In 2019, Senator Bernie Sanders, Independent of Vermont, released a Workplace Democracy Plan that included a ban on federal contracts to firms with CEO-worker pay ratios greater than 150 to one, a standard that would exclude the nation’s five biggest defense contractors. In his 2020 presidential campaign, Sanders pledged to honor that commitment, via executive order, if elected.
The Biden Administration might find that denying contracts to firms with huge pay divides is too heavy a lift. A more modest step in this direction would require all contract bidders to reveal their CEO-worker pay ratio—only publicly traded companies must currently do so—and give low-ratio companies preferential treatment in the contract-bidding process.
And any move that elevates the importance of curbing the chasm between executive and worker pay would, in turn, help encourage pay-ratio organizing at the grassroots level. In 2018, Portland, Oregon, became the first jurisdiction in the United States to tax corporations with CEO-worker pay ratios over 100:1 at higher rates. This past November, voters in San Francisco overwhelmingly passed a similar measure.
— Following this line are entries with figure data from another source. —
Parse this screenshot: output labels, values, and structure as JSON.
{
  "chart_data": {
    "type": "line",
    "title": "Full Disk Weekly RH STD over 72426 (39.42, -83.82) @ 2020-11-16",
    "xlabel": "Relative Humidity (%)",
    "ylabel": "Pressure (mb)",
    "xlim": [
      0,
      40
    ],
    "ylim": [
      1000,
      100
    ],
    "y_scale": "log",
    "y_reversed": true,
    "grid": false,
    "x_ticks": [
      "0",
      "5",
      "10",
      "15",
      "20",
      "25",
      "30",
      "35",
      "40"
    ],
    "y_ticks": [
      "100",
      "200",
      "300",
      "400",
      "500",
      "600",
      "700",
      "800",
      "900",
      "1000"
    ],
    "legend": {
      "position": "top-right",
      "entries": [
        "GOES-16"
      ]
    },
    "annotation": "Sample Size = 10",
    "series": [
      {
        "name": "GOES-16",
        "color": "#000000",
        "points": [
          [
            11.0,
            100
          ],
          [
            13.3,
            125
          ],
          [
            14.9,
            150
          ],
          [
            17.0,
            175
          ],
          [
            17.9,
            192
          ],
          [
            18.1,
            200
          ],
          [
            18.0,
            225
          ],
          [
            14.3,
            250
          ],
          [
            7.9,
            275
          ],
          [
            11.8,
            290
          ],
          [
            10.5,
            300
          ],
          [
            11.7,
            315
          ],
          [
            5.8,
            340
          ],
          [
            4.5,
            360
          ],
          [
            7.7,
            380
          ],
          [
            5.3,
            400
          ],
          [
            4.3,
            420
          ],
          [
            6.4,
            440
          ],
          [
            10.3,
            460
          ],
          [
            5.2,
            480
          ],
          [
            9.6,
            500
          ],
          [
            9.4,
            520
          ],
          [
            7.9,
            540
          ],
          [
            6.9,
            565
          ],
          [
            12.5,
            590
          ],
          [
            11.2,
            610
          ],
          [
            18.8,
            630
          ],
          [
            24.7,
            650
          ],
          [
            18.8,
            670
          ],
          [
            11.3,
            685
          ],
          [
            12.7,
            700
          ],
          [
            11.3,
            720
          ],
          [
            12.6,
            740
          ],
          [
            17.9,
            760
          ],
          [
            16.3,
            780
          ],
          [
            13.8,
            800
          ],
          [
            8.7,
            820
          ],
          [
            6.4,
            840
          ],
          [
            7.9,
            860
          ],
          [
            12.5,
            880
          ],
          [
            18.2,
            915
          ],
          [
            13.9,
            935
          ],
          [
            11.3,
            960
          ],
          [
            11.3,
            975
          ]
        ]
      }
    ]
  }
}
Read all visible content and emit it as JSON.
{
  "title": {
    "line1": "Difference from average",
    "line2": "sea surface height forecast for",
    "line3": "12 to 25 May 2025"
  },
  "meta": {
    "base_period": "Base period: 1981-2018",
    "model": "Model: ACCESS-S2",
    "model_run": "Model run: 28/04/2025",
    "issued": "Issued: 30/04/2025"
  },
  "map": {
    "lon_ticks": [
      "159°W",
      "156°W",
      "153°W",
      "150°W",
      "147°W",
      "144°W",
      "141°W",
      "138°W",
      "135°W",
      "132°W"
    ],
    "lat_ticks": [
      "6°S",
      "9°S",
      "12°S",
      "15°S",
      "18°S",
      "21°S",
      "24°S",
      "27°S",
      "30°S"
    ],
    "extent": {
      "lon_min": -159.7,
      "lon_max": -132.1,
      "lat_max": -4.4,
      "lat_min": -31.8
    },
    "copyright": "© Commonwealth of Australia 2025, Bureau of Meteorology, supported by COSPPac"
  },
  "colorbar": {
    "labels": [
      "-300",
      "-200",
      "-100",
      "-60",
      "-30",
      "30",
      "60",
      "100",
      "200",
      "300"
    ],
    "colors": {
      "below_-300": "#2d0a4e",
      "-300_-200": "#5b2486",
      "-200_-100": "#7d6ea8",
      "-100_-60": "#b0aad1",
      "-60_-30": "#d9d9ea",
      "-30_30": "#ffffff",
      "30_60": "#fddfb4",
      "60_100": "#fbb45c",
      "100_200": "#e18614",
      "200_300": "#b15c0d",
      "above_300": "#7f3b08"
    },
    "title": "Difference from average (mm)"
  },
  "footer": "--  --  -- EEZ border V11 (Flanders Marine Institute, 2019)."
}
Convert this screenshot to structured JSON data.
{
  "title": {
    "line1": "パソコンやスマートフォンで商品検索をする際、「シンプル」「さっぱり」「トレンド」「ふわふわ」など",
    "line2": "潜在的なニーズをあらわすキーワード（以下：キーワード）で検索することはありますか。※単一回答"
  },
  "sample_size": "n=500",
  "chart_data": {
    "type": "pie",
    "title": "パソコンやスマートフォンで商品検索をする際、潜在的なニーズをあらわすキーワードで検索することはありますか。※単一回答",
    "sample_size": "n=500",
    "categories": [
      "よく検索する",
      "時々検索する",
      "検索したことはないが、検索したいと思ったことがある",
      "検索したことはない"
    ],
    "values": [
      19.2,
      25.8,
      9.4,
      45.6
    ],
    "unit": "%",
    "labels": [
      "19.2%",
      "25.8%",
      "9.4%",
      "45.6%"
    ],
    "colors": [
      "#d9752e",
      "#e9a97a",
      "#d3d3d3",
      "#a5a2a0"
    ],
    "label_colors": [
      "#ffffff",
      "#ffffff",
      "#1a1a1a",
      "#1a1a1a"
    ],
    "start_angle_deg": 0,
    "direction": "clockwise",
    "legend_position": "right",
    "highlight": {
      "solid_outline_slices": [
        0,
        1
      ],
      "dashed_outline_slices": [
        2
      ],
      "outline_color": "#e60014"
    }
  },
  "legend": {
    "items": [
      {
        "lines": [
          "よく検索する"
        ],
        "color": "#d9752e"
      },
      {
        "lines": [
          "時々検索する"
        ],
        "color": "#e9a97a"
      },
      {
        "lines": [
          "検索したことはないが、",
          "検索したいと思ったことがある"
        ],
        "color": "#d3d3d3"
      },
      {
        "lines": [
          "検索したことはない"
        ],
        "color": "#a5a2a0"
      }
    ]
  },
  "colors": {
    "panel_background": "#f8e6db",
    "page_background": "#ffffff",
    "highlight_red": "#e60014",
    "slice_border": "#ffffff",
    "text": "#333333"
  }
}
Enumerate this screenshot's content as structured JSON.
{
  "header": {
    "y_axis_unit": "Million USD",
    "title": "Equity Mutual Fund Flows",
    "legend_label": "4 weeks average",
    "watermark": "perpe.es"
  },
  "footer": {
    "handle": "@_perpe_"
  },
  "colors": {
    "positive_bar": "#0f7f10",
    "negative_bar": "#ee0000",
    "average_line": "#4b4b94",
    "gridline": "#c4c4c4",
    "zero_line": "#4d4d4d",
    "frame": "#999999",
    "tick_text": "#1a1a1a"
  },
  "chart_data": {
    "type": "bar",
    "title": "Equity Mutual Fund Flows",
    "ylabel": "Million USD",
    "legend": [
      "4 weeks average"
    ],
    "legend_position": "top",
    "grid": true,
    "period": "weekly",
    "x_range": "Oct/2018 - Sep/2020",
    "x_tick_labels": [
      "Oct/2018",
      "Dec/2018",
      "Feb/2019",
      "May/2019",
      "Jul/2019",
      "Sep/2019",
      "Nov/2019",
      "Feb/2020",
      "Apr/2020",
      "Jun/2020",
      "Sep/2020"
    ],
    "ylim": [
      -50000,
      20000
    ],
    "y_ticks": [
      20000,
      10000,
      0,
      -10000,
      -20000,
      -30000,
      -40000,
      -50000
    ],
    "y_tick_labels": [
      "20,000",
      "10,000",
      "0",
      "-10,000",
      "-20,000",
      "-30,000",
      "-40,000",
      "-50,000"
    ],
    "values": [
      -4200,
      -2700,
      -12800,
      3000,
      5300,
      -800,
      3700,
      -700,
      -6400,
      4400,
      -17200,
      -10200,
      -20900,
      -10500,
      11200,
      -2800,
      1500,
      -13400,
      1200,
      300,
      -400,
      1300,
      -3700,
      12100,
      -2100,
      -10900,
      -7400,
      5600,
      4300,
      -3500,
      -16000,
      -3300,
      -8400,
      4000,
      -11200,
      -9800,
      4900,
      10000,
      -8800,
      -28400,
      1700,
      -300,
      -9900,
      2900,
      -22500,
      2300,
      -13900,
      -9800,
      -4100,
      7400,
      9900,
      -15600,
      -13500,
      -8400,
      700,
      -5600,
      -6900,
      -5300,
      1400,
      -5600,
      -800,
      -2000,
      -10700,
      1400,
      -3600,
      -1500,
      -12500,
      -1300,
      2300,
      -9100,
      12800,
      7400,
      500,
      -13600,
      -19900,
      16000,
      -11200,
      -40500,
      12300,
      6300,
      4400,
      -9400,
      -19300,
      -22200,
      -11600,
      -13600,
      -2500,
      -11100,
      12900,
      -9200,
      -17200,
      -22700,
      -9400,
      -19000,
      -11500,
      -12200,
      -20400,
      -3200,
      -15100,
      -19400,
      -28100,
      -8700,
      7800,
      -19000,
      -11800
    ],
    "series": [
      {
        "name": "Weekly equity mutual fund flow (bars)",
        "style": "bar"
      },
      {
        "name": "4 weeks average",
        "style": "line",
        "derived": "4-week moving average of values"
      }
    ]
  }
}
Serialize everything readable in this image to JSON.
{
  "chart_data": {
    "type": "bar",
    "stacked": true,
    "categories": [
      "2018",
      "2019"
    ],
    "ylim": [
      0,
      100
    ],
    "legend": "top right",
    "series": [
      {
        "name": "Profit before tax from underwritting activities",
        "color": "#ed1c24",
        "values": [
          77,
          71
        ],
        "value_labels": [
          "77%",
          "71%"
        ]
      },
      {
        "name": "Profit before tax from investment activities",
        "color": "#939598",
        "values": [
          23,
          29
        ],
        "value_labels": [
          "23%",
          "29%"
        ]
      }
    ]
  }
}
Other Biden Administration executive actions could also help nurture and stoke grassroots energy. The Securities and Exchange Commission has the statutory power to kill the notorious “carried interest” loophole that lets hedge fund and private equity kingpins sidestep billions in taxes. The SEC could also require companies to set up “performance bonds,” notes Graham Steele, the director of Stanford’s Corporations and Society Initiative, which make their executives personally foot the cost of the fines and penalties that government agencies assess for corporate misbehaviors.
Major chunks of the windfalls that corporate execs pocket come from engaging in endless merger games that leave workers without jobs and consumers without choices. A Justice Department and a Federal Trade Commission so inclined, says Sandeep Vaheesan, a former regulations expert at the Consumer Financial Protection Bureau, could put the kibosh on mergers that only enrich the already rich.
Getting tough on billionaires with steps like these will determine just how much egalitarian progress the Biden Administration ends up achieving. The bolder Biden is, the more pressure he’ll feel from the grassroots to be bolder still.
Back in the New Deal era, Franklin Roosevelt faced constant grassroots pressure. And grassroots activists, in turn, had plenty of allies within the Roosevelt Administration. This inside-outside dynamic gave progressivism a powerful one-two punch throughout the New Deal years.
Today, a similar combo for the Biden years could be in the offing. His economic team includes Bharat Ramamurti, Senator Elizabeth Warren’s lead adviser on economic policy, as deputy director of the National Economic Council, and Joelle Gamble, a senior Roosevelt Institute adviser, as a special assistant to the President for economic policy.
“For almost every role so far,” The Intercept reports, “Biden has chosen someone more progressive and less entrenched in Wall Street than the same official under Obama.”
All we need now is that unrelenting outside pressure.